The Answers to Student Tuition Increase


Brenda Ordoñez, Reporter

It’s that time of year again. Students scramble to file their FAFSA, apply for scholarships and financially plan for next year’s tuition payments. Next year’s tuition…heard that’s rising. By how much? Where will it go? Why? To answer these questions President Andrew Manion and the Vice President of Business and Finance David Wong have been happy to talk more on this issue and inform the students further.  

As students, when there is talk about an increase in tuition panic sets in and emotions flare. However, Vice President Wong is here to explain why that is not necessary. Wong describes Marian’s tuition increase as “Kaizen,” meaning an incremental change in Japanese. He states that, “You don’t want to be zig-zag, a modest, slight increase is sustainable and not a heavy burden on students.” Keeping the students in mind, Marian’s “Kaizen” for next year will be a “minimal 2%” increase, which is $550 more for the entire school year according to Wong. This will accumulate to $275 more per semester. Despite this 2% increase, according to WAICU (Wisconsin Association of Independent Colleges and Universities), Marian University will still have the second lowest tuition in the state of Wisconsin in terms of private universities. 

Below is the Expenditure Allocations FY for the 2018-19 school year. The following percentages are likely to stay consistent throughout the upcoming years:  (these do not add up to 100, only 94)
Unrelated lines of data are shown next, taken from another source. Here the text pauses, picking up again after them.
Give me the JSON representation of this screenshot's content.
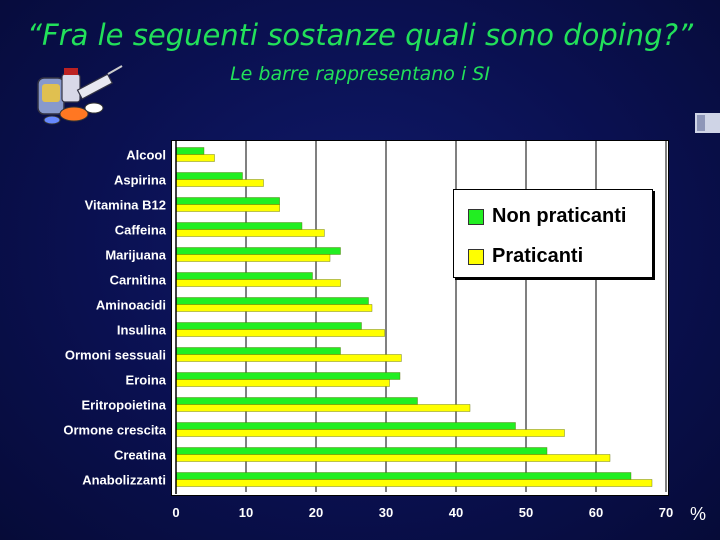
{
  "slide": {
    "title": "“Fra le seguenti sostanze quali sono doping?”",
    "subtitle": "Le barre rappresentano i SI",
    "unit": "%"
  },
  "colors": {
    "non_praticanti": "#22ee22",
    "praticanti": "#ffff00",
    "title": "#22e05a"
  },
  "chart_data": {
    "type": "bar",
    "orientation": "horizontal",
    "categories": [
      "Alcool",
      "Aspirina",
      "Vitamina B12",
      "Caffeina",
      "Marijuana",
      "Carnitina",
      "Aminoacidi",
      "Insulina",
      "Ormoni sessuali",
      "Eroina",
      "Eritropoietina",
      "Ormone crescita",
      "Creatina",
      "Anabolizzanti"
    ],
    "series": [
      {
        "name": "Non praticanti",
        "values": [
          4,
          9.5,
          14.8,
          18,
          23.5,
          19.5,
          27.5,
          26.5,
          23.5,
          32,
          34.5,
          48.5,
          53,
          65
        ]
      },
      {
        "name": "Praticanti",
        "values": [
          5.5,
          12.5,
          14.8,
          21.2,
          22,
          23.5,
          28,
          29.8,
          32.2,
          30.5,
          42,
          55.5,
          62,
          68
        ]
      }
    ],
    "xlim": [
      0,
      70
    ],
    "xticks": [
      0,
      10,
      20,
      30,
      40,
      50,
      60,
      70
    ],
    "unit": "%",
    "grid": true,
    "legend_position": "top-right"
  }
}
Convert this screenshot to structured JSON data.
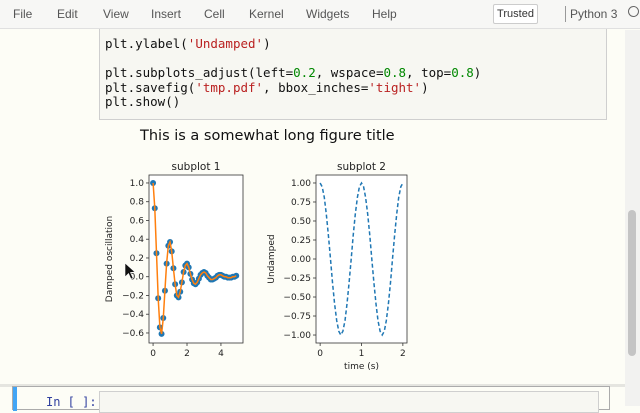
{
  "menubar": {
    "items": [
      "File",
      "Edit",
      "View",
      "Insert",
      "Cell",
      "Kernel",
      "Widgets",
      "Help"
    ],
    "trusted_label": "Trusted",
    "kernel_name": "Python 3"
  },
  "code_cell": {
    "lines": [
      [
        {
          "t": "plt.ylabel("
        },
        {
          "t": "'Undamped'",
          "c": "s"
        },
        {
          "t": ")"
        }
      ],
      [],
      [
        {
          "t": "plt.subplots_adjust(left="
        },
        {
          "t": "0.2",
          "c": "n"
        },
        {
          "t": ", wspace="
        },
        {
          "t": "0.8",
          "c": "n"
        },
        {
          "t": ", top="
        },
        {
          "t": "0.8",
          "c": "n"
        },
        {
          "t": ")"
        }
      ],
      [
        {
          "t": "plt.savefig("
        },
        {
          "t": "'tmp.pdf'",
          "c": "s"
        },
        {
          "t": ", bbox_inches="
        },
        {
          "t": "'tight'",
          "c": "s"
        },
        {
          "t": ")"
        }
      ],
      [
        {
          "t": "plt.show()"
        }
      ]
    ]
  },
  "new_cell": {
    "prompt": "In [ ]:"
  },
  "figure_title": "This is a somewhat long figure title",
  "chart_data": [
    {
      "type": "line",
      "title": "subplot 1",
      "xlabel": "",
      "ylabel": "Damped oscillation",
      "xlim": [
        -0.24,
        5.3
      ],
      "ylim": [
        -0.707,
        1.085
      ],
      "xticks": [
        0,
        2,
        4
      ],
      "yticks": [
        1.0,
        0.8,
        0.6,
        0.4,
        0.2,
        0.0,
        -0.2,
        -0.4,
        -0.6
      ],
      "ytick_labels": [
        "1.0",
        "0.8",
        "0.6",
        "0.4",
        "0.2",
        "0.0",
        "−0.2",
        "−0.4",
        "−0.6"
      ],
      "markers": true,
      "line_color": "#ff7f0e",
      "marker_color": "#1f77b4",
      "x_start": 0,
      "x_step": 0.1,
      "values": [
        1.0,
        0.73,
        0.25,
        -0.23,
        -0.54,
        -0.61,
        -0.44,
        -0.15,
        0.14,
        0.33,
        0.37,
        0.27,
        0.09,
        -0.08,
        -0.2,
        -0.22,
        -0.16,
        -0.06,
        0.05,
        0.12,
        0.14,
        0.1,
        0.03,
        -0.03,
        -0.07,
        -0.08,
        -0.06,
        -0.02,
        0.02,
        0.04,
        0.05,
        0.04,
        0.01,
        -0.01,
        -0.03,
        -0.03,
        -0.02,
        -0.01,
        0.01,
        0.02,
        0.02,
        0.01,
        0.0,
        0.0,
        -0.01,
        -0.01,
        -0.01,
        0.0,
        0.0,
        0.01
      ]
    },
    {
      "type": "line",
      "title": "subplot 2",
      "xlabel": "time (s)",
      "ylabel": "Undamped",
      "xlim": [
        -0.1,
        2.1
      ],
      "ylim": [
        -1.105,
        1.105
      ],
      "xticks": [
        0,
        1,
        2
      ],
      "yticks": [
        1.0,
        0.75,
        0.5,
        0.25,
        0.0,
        -0.25,
        -0.5,
        -0.75,
        -1.0
      ],
      "ytick_labels": [
        "1.00",
        "0.75",
        "0.50",
        "0.25",
        "0.00",
        "−0.25",
        "−0.50",
        "−0.75",
        "−1.00"
      ],
      "markers": false,
      "dashed": true,
      "line_color": "#1f77b4",
      "x_start": 0,
      "x_step": 0.05,
      "values": [
        1,
        0.95,
        0.81,
        0.59,
        0.31,
        0,
        -0.31,
        -0.59,
        -0.81,
        -0.95,
        -1,
        -0.95,
        -0.81,
        -0.59,
        -0.31,
        0,
        0.31,
        0.59,
        0.81,
        0.95,
        1,
        0.95,
        0.81,
        0.59,
        0.31,
        0,
        -0.31,
        -0.59,
        -0.81,
        -0.95,
        -1,
        -0.95,
        -0.81,
        -0.59,
        -0.31,
        0,
        0.31,
        0.59,
        0.81,
        0.95,
        1
      ]
    }
  ]
}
  • Aux Entprzs (on campus housing, Sodexo, bookstore…etc.) – 34% 
  • Financial Aid (aid for students) – 18% 
  • Ac Support (Library, Registrar’s Office, Provost Office…etc.) – 11% 
  • Stdnt Srvcs (RA’s, Speakers, Dean of Students, Athletics…etc.) – 16% 
  • Inst Support (Business Office, Presidents Office…etc.) – 10% 
  • Plant Ops (Maintenance of school…etc.) – 5%

When looking at the graph above, it is evident that most of students’ tuition is once again returned to the students in the form of financial aid. Yet, students are also reaping the benefits of their tuition expenses in many other categories displayed on the pie chart. Accumulating all the services shown on the graph, that are used to better academics, athletic programs, as well as students, on-campus life with the maintenance and upkeep of buildings, and student services totals to 51%, not including the 38% that is used for financial aid.  

Having answered the questions of how much tuition will increase and what it will be put towards, there is one question left, and that is “Why?” When asked about Marian’s economic status, President Manion expressed that, “Like most small, tuition-driven institutions, our economic status is what I would describe as challenged.” President Manion also states that the maintenance and upkeep of campus, the competitive wages for employees, and the “academic and support services students need and expect,” is expensive. Yet, he still strives to keep the “Marian educational experience as affordable as possible.” 

If students, staff, or faculty want to learn more about this topic, visit the Marian University website, as the information has been posted and is accessible to all. If students have further questions concerning the tuition increase, President Manion will be holding a presentation as well as answering questions about tuition on April 8th in the Palen room, located in the HSC. This presentation will be during Sabre hour and food and drinks will be provided by Student Senate. It is encouraged that you come with questions of your own on this issue and find the answers you need.